ホレおばさんの羽ぶとんを、羽がとぶまで よくふるうと、人間の世界に雪が降るのだそうです。

毎年、雪の便りが届く季節に このおはなしを語っています。
今年は、当地では珍しく雪の予報が出た日の朝、小学校で語りました。

継母のひどい仕打ちにあっていた働き者の娘は、あることから 地面の下の世界の ホレおばさんの家にたどり着き、そこで幸せな日々を送っていました。しかし、ある日 急に家が恋しくなって帰りたくなります。

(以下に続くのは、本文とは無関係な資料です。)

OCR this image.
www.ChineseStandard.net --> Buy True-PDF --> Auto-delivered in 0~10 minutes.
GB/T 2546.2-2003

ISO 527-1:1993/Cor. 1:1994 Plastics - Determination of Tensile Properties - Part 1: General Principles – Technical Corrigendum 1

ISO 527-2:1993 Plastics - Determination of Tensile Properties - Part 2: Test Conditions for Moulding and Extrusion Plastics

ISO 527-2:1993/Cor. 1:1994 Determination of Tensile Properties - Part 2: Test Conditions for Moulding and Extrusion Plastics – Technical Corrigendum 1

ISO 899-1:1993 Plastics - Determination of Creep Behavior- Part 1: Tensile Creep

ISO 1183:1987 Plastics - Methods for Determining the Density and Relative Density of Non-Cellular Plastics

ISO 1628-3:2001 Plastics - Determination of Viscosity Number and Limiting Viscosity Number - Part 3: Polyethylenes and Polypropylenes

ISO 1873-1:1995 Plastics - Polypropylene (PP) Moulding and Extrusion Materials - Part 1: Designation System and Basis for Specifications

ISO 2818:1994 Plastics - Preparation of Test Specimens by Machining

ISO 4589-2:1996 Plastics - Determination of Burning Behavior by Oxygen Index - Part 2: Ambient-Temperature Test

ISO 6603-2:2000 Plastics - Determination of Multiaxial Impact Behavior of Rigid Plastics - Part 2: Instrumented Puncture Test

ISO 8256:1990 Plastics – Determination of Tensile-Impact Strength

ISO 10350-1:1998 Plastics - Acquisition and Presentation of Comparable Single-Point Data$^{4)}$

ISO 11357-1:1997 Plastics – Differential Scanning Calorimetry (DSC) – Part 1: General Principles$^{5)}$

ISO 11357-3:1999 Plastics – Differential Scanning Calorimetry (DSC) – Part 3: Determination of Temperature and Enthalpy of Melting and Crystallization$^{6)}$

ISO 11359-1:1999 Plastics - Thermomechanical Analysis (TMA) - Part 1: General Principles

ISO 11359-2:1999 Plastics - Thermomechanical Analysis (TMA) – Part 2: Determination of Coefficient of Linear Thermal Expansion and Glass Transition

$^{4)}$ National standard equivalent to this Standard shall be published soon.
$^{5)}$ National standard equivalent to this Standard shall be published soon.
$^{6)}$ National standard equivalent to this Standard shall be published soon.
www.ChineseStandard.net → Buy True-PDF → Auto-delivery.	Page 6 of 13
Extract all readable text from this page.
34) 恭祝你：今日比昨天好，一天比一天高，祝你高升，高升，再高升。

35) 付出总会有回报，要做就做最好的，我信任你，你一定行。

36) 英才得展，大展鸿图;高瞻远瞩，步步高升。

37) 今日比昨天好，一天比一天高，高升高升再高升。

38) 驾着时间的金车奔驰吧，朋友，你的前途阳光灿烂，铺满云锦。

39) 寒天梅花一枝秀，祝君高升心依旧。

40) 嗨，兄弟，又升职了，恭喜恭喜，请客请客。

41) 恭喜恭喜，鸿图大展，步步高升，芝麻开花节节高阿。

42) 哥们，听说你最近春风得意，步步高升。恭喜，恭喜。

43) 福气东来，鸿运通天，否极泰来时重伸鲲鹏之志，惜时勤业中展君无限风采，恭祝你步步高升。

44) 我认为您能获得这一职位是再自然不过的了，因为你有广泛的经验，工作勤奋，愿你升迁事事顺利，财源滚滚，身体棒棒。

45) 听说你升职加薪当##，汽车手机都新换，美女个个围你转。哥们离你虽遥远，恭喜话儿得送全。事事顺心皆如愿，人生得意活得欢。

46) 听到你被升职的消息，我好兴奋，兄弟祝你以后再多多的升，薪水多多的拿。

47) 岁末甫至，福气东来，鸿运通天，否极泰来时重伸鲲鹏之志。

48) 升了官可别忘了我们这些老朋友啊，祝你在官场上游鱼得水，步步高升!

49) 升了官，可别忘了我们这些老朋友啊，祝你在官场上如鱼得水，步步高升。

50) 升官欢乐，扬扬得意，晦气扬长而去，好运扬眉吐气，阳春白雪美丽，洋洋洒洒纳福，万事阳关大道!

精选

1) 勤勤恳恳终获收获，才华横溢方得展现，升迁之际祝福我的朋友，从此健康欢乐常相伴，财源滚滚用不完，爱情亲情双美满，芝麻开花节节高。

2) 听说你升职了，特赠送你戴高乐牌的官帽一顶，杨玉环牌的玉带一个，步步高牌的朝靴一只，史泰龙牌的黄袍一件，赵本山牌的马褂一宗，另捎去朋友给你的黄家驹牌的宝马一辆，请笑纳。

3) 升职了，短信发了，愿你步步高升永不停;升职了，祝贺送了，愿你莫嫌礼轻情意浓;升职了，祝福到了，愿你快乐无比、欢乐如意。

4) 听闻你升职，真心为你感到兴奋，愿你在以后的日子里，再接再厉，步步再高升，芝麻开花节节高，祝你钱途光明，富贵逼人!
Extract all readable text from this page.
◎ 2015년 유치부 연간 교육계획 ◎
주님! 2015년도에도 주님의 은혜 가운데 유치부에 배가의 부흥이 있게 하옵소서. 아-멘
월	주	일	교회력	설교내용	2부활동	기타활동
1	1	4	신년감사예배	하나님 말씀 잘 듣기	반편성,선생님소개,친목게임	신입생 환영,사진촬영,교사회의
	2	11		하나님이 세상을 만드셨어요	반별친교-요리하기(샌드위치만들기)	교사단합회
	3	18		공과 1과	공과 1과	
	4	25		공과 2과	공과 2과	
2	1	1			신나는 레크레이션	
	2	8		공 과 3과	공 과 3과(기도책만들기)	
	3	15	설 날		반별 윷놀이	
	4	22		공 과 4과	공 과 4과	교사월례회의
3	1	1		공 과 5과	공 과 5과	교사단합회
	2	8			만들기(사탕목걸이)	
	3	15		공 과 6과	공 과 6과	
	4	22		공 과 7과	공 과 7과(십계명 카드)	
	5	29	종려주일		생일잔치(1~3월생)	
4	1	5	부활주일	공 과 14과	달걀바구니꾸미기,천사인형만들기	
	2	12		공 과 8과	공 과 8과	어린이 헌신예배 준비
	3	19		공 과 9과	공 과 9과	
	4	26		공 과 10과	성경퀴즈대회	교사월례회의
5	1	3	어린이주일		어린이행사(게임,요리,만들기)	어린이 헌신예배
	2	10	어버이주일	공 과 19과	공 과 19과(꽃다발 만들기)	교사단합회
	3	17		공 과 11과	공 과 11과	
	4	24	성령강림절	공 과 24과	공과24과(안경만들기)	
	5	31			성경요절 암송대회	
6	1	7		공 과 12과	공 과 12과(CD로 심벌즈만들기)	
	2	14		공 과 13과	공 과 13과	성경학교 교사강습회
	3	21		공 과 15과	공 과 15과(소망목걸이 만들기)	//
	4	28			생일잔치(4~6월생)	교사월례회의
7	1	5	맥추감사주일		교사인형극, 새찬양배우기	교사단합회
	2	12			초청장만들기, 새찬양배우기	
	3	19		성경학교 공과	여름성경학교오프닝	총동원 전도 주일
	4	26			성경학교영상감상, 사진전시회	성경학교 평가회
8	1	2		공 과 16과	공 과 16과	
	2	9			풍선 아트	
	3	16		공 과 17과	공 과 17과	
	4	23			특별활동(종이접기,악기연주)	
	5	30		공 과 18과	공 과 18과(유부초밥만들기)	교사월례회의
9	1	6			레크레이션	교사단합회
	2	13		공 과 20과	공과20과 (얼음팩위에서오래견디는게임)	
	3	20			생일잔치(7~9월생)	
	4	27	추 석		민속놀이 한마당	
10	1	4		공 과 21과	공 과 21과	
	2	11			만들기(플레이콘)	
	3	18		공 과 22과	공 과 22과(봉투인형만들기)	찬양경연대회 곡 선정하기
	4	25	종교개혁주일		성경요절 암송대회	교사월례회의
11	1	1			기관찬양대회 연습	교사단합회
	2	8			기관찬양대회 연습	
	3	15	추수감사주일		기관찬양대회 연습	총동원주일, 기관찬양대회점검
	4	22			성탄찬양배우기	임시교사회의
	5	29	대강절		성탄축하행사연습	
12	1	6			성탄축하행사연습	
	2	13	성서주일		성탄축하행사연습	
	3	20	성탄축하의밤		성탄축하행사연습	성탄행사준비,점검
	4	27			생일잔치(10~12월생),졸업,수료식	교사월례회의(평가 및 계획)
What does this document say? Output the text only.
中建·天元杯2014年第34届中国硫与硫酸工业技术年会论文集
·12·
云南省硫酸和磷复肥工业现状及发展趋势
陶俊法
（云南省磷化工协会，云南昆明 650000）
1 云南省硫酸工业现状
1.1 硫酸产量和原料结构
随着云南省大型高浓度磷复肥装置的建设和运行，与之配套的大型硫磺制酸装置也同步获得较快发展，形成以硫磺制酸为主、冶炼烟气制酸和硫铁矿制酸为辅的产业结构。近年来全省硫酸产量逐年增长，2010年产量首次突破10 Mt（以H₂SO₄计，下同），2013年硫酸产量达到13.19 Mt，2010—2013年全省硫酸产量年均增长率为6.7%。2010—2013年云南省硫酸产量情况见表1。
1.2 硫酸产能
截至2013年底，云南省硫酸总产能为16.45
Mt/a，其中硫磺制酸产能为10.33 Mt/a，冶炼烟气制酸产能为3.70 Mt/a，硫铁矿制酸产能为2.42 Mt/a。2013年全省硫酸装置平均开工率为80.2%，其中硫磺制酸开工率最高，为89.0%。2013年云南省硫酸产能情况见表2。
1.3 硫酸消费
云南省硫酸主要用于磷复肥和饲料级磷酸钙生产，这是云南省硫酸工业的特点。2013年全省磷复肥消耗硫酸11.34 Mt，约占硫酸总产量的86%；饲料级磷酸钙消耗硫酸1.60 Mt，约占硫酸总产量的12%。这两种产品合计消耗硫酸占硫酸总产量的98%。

「ここにいれば、うちにいるより、ずっとずっと、しあわせでしたが、やっぱり、うちに帰りたいのです。」

すると、ホレおばさんは言います。「うちに帰りたくなったとは、うれしいね。」

このくだりを語るとき、子どもの心理を よく表しているなぁ… と、いつも思います。
深刻さの度合は様々でしょうけれど、反抗期や思春期に、或いは そうでなくても 子どもが「こんな家(親)いやだなぁ」と思う瞬間があるのではないでしょうか。「家よりココにいる方が楽しいな」と。しかし、それでも なぜか 家に帰ろうと思う。
そんな子どもを 優しく見守る ホレおばさんのような存在がいてくれると、子どもは幸せですね。

そんなことを思いながら語るので、いつも小学5年生に語っています。このおはなしは、小学3年生くらいから聞けるおはなしだと思いますが、少し 親と距離を取りたくなる気持ちが芽生える頃の子どもたちに届けたくなります。

でも、このおはなしの主題は、良い行いの娘には 金が降ってきて、悪い行いの娘には タールが降ってくるという、勧善懲悪。たまに、主題ではない部分にも思い入れがあって、語りたくなることもあるのです。